One question that I think hasn't received enough attention, though Alina Chan has a paper on it, is how well adapted to humans SARS-CoV-2 is. https://www.biorxiv.org/content/10.1101/2020.05.01.073262v1
If Alina is right, and my own epistemic spot checking suggests she is (though I'd like to hear arguments against, such as the reviewer feedback on her paper submission), then this is a lot of evidence for the gain-of-function (GoF) lab leak hypothesis, especially in conjunction with the emergence in Wuhan
It would be surprising for the virus to show up in Wuhan first, but if it showed up there and clearly went through a process of human adaption, that would be much more consistent with the natural origin hypothesis. If we accept that it was well adapted to humans, and that this couldn't have happened without evolution within a human host, now we have to posit a whole period of cryptic transmission while the virus became adapted to humans.
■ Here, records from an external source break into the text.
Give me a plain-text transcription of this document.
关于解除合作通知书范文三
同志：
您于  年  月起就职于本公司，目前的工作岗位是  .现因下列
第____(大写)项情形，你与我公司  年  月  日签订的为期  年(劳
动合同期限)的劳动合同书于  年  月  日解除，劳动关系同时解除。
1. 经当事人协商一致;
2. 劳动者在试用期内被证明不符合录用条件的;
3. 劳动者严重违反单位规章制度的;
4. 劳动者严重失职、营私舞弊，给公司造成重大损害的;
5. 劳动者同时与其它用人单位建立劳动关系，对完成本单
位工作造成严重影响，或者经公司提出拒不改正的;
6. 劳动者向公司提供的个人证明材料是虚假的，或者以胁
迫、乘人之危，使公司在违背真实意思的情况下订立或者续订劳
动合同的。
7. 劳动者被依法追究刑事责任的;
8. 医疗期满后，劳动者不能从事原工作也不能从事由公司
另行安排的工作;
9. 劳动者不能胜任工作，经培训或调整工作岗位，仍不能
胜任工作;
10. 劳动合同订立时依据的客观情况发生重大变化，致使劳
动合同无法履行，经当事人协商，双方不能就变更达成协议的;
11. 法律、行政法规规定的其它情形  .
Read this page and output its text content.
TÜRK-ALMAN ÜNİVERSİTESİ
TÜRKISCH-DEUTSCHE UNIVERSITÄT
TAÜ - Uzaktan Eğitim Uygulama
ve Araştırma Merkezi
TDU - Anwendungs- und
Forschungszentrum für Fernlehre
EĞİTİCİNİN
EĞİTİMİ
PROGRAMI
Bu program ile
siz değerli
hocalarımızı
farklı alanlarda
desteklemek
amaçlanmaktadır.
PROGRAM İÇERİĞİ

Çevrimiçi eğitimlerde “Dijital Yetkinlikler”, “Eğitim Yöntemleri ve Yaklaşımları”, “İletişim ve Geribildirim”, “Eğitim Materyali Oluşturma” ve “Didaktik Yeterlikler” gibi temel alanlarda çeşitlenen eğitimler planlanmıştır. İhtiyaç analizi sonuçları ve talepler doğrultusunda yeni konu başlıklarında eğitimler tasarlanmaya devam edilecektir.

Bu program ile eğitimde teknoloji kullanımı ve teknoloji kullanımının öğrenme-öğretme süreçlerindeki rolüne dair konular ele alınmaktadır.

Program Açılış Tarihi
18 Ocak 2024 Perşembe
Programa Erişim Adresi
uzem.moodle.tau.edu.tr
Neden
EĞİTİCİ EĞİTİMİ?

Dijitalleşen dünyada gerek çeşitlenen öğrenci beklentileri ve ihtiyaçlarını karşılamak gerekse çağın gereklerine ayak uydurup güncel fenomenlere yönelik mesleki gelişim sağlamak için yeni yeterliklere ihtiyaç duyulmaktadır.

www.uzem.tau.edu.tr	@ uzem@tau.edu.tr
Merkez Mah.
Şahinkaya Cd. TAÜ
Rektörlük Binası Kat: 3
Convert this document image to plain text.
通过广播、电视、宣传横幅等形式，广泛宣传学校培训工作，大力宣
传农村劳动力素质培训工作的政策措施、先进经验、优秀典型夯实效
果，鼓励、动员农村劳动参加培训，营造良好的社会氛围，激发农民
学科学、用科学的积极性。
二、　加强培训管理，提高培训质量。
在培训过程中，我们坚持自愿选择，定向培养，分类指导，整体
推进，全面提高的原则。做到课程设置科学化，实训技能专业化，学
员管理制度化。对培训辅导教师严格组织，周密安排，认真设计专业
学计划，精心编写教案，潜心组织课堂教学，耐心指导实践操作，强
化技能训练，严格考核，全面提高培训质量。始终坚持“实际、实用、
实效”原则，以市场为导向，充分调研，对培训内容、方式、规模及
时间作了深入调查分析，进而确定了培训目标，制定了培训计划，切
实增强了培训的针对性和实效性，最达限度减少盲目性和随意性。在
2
Some questions we can't really answer without more data that we're unlikely to get. We're unlikely to get the WIV's records, for example. But someone who understands viral evolution could do more work to analyze Alina's claim that the virus was well adapted to humans right away. (the main evidence for this is the comparatively low rate of amino acid changes early in the Wuhan outbreak compared with the original SARS-CoV outbreak and other spillovers from animal hosts.)
https://thebulletin.org/2021/05/the-origin-of-covid-did-people-or-nature-open-pandoras-box-at-wuhan/amp/ - This is an article I would recommend, though with some caveats. I think most people won't be able to evaluate the arguments about the furin cleavage sites or codons -- if I were writing this article I would leave them out.
And I'm not sure those arguments are actually that good. I had a hard time evaluating them. Protease cleavage sites can certainly evolve naturally or during passaging. And they're also a reasonable thing to insert to study potential for transmission in humans. But these arguments seem pretty easy to get wrong / I don't trust myself to evaluate them and probably wouldn't trust someone without more experience working with viruses.
There was a recent letter to Science arguing that the lab escape hypothesis sould be investigated in depth in addition to investigating te other hypotheses (https://science.sciencemag.org/content/372/6543/694.1)- The main reason this is important is that Ralph Baric signed this letter. He leads one of the top two coronavirus labs in the world studying SARS-like viruses. (The other being the WIV.) He is a collaborator with the WIV as well. If his signature here means that he thinks it could be a lab leak and should be investigated (caveat because he might have other reasons for signing), then that is decent evidence that a GoF lab origin is technically possible.
I’ve found a shortage of articles that make a good argument for a natural origin. I do not think this is because there is no case for a natural origin, but rather that there are more incentives to write compelling cases for a lab origin. In articles about the virus’ origin, I’ve seen a lot more words on the history of lab escapes than I have about the history of natural spillovers. This is dumb -- we have lots of data about how natural spillovers occur, and these data should be incorporated to any investigation into SARS-CoV-2 origins.
Edit: Someone shared an interesting preprint that Eliezer re-shared, Early appearance of two distinct genomic lineages of SARS-CoV-2 in different Wuhan wildlife markets suggests SARS-CoV-2 has a natural origin. I haven't had time to look closely at it, but as I said above, I think evolutionary analysis of the early pandemic origin is important fro revealing its source. To tell if this paper's results are significant, I'd want to know exactly how many changes were present in the two lineages, and estimate how many human-infections-ago was the common ancestor. I don't find the results immediately compelling because I'd expect the changes between these lineages to be large if they represented two distinct animal-to-human spillover events.